Unexpectedly, after matching, the body temperature at the start of surgery showed a tendency to be higher in the Control group than in the Under group, although there was no significant difference between the two groups before matching (before matching: p = 0.30; after matching: p = 0.04; Figs. 2 and 3). One possible explanation for this difference is that the sex distribution changed after matching (Table 2). In the Control group, the proportions of males and females among the total patients were 51% (2054/4003) and 49% (1949/4003) before matching but 60% (291/489) and 40% (198/489) after matching, respectively. One reason for this is that the number of patients in the Control group who underwent gynecological surgery was lower before compared with after propensity score matching (data not shown). The body temperature of females may be lower than that of males [19, 25], perhaps attributed to the lower skeletal muscle mass of females, which results in a lower basal metabolic rate. However, our subgroup analysis showed no significant difference in body temperature before surgery between the male and female patients of the Control group after matching (data not shown). The underlying mechanism remains unknown under our experimental conditions.

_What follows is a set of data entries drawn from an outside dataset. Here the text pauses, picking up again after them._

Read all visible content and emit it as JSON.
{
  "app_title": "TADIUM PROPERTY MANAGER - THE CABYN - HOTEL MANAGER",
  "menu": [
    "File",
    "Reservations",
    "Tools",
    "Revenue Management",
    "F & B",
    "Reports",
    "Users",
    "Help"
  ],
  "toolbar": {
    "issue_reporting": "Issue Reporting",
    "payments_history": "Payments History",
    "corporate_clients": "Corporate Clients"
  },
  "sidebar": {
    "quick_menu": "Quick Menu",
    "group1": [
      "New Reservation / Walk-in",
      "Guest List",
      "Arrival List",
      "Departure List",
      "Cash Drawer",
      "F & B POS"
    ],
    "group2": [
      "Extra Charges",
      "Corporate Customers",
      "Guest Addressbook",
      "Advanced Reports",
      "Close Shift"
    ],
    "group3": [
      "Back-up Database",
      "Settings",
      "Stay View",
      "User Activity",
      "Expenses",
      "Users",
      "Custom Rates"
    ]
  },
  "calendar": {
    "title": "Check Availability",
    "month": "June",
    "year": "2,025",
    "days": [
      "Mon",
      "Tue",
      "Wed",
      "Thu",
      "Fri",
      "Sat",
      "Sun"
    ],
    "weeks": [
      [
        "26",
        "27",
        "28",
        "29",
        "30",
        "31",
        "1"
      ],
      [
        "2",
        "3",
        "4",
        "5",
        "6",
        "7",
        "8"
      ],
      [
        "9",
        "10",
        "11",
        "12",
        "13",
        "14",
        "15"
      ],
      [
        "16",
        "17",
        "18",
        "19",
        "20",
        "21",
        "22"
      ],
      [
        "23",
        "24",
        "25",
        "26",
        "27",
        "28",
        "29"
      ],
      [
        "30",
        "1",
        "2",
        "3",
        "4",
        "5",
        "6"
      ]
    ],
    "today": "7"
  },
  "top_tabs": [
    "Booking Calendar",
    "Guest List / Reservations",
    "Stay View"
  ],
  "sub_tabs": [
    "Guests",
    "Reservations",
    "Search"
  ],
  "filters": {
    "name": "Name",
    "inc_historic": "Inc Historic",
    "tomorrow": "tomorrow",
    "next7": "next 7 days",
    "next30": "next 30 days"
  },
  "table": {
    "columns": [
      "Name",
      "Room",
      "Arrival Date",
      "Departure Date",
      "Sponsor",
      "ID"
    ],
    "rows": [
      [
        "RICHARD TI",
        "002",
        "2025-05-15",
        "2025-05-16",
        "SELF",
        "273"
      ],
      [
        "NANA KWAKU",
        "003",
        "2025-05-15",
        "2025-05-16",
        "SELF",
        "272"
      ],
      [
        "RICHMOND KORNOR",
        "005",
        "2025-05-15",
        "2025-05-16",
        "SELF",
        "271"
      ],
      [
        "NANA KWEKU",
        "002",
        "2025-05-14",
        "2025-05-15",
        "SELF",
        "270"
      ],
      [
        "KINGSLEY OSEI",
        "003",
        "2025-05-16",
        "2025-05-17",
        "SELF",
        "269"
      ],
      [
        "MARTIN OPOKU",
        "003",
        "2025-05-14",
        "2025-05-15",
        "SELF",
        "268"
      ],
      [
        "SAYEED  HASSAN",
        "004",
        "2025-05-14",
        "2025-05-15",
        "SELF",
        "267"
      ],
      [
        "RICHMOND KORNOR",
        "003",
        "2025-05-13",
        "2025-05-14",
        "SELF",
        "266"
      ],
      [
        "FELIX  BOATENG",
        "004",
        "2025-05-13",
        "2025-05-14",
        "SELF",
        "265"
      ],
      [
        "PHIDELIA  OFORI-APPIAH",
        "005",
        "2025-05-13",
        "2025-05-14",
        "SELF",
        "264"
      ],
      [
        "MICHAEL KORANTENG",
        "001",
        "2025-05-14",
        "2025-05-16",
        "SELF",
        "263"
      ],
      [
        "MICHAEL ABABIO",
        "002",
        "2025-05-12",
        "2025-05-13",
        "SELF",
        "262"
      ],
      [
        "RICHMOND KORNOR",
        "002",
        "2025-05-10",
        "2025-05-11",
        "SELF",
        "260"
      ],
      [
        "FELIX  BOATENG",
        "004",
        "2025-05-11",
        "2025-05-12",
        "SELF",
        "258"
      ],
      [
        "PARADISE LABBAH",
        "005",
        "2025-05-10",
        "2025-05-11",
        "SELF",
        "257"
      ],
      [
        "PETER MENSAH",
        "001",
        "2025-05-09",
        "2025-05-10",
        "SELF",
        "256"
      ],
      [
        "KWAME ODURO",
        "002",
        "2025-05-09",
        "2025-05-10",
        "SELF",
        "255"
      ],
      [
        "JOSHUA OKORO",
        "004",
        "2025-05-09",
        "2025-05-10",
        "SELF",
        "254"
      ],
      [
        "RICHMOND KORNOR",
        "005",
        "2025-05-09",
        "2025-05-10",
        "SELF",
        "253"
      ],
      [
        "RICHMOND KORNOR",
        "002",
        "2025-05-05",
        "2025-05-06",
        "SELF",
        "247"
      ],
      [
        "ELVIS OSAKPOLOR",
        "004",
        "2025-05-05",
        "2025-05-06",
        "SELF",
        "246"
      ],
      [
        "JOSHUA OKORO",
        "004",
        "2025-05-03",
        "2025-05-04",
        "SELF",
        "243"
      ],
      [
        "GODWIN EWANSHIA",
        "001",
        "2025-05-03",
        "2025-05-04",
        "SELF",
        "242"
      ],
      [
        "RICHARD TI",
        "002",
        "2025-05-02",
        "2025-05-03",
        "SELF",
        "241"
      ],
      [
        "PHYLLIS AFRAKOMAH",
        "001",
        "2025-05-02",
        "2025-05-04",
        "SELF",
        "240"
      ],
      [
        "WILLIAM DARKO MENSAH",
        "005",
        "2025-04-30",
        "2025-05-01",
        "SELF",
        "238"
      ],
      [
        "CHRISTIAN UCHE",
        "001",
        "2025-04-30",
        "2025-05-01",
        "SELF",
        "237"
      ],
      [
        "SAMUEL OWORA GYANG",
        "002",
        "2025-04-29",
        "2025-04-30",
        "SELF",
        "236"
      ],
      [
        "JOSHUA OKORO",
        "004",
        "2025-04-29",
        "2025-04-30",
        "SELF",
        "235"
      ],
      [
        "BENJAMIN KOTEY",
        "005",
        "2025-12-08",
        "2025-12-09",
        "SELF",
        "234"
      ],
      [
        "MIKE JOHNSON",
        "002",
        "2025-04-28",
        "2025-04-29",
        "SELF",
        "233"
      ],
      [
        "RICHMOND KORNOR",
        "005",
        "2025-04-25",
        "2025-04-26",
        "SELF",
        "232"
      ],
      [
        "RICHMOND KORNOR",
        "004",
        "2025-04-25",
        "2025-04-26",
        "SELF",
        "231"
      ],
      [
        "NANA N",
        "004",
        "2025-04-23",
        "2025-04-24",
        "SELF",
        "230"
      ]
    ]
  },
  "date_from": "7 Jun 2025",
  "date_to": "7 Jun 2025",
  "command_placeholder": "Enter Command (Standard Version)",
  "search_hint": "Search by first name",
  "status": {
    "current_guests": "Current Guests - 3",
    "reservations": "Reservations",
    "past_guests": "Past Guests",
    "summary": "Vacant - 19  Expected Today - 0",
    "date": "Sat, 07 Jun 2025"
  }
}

The present study has several important limitations that should be noted. First, the cohort did not include all types of surgery, such as those lasting less than 1 h in duration. Such minor surgeries do not require temperature monitoring at the bladder. This exclusion criterion may have produced selection bias. However, if these patients were included in the analysis, the effect of warming by the underbody blanket would likely have been small. In addition, propensity score matching per se may introduce potential selection bias. Although we robustly matched 988 patients using a previously described method [21], the ratio of matched patients to all patients in the Control group was only 12% (489/4003). Furthermore, as described above, many of the patients who underwent gynecological surgery in the Control group were not included in the matched cohort. Thus, in the current study, selection bias may have been present. Second, the anesthesiologists and nurses changed the temperature of the forced airflow according to body temperature values during surgery. This information bias could not be minimized in our study design. In addition, propensity score matching methods ensure balance only of the measured, and not the unmeasured, confounders [24]. The variables that were not measured, such as intraoperative patient position, presence of fever of unknown origin, ambient temperature, or amount of bleeding during surgery, may have influenced the interpretation of the data by introducing information bias. Taking these limitations into consideration, prospective studies with randomization to minimize confounding are needed. In our ongoing trial (UMIN Clinical Trials Registry identifier UMIN000027991), we are comparing body temperatures in female patients undergoing gynecological surgery in the lithotomy position using underbody versus upper body blankets as the warming methods (unpublished).

Conclusions

The present study suggests that underbody blankets help reduce the incidence of intra-operative hypothermia. The underbody blanket resulted in superior forced-air warming performance compared with the control warming methods.